Tactix
Sharpen Your Sword

Our Training Tips


"If you gave me 6 hours to cut down a tree, I would spend the first four hours sharpening the ax."            
Abraham Lincoln

SINGLE LEG MEDICINE BACK ARCHES

Training with Medicine Balls in great for Strengthening the core of the body, increasing range of motion, developing power & explosiveness and improving balance.

When beginning, start with a light ball, perhaps 4 to 6 lbs.
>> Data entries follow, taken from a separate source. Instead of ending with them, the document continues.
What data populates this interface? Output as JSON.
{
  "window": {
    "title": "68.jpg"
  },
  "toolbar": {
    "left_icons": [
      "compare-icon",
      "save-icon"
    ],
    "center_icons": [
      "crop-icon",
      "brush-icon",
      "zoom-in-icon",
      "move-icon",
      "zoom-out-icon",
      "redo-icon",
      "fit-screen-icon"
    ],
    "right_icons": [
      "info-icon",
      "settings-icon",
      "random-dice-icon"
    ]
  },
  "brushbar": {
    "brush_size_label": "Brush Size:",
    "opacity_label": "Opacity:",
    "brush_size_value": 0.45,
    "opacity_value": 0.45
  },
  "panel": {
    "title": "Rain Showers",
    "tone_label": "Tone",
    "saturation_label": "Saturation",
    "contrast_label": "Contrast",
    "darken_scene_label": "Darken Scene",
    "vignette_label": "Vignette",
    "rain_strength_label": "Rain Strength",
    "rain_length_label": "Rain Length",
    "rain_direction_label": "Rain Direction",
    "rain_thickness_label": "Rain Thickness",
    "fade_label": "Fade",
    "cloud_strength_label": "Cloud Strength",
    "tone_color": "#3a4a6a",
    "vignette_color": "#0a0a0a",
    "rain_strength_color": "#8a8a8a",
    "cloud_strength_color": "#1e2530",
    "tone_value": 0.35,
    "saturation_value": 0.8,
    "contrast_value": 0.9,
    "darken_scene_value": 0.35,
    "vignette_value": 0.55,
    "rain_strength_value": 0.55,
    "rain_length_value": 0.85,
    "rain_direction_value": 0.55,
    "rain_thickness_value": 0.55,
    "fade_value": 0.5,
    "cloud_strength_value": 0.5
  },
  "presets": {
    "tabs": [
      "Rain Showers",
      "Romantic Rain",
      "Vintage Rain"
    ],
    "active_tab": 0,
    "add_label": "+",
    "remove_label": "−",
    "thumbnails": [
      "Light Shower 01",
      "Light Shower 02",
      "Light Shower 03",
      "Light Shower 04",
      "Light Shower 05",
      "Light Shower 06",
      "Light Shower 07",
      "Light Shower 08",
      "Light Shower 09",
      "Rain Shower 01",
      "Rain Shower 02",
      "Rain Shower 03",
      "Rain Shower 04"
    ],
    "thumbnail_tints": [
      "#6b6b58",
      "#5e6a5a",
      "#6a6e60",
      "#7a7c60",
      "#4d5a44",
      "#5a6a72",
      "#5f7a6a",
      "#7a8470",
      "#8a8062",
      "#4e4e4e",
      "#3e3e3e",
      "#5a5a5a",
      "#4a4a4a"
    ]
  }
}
If you are very big or strong you may be able to start with a nine-pounder. Initially start each drill with durations of 30 seconds and then increase the poundage of the ball or the length of the drill as you increase your strength and ability.

SINGLE LEG BACK ARCHES

This drill is excellent for improving strength and range of motion in the lower back, the shoulder and upper torso and for increasing stability, strength and balance in the ankle, foot and hip area.

With your right foot extended slightly off the ground in front of you, and the ball held in front of you at waist level, balance your weight on your left foot.

Raise the ball up and behind your head as you raise your right foot high in front of you and you lean your upper body backward.

As you reach full extension, bring the ball back in front of you, straighten your left leg, touch the ball to your left ankle, and raise your right foot up and behind you.

Repeat this for 30 to 60 seconds.

This drill is especially good for tennis players for overheads and serves, pitchers & throwers to improve core and shoulder strength, for hitters like volleyball players for spikes and for basketball players to gain core stability for rebounding off balance.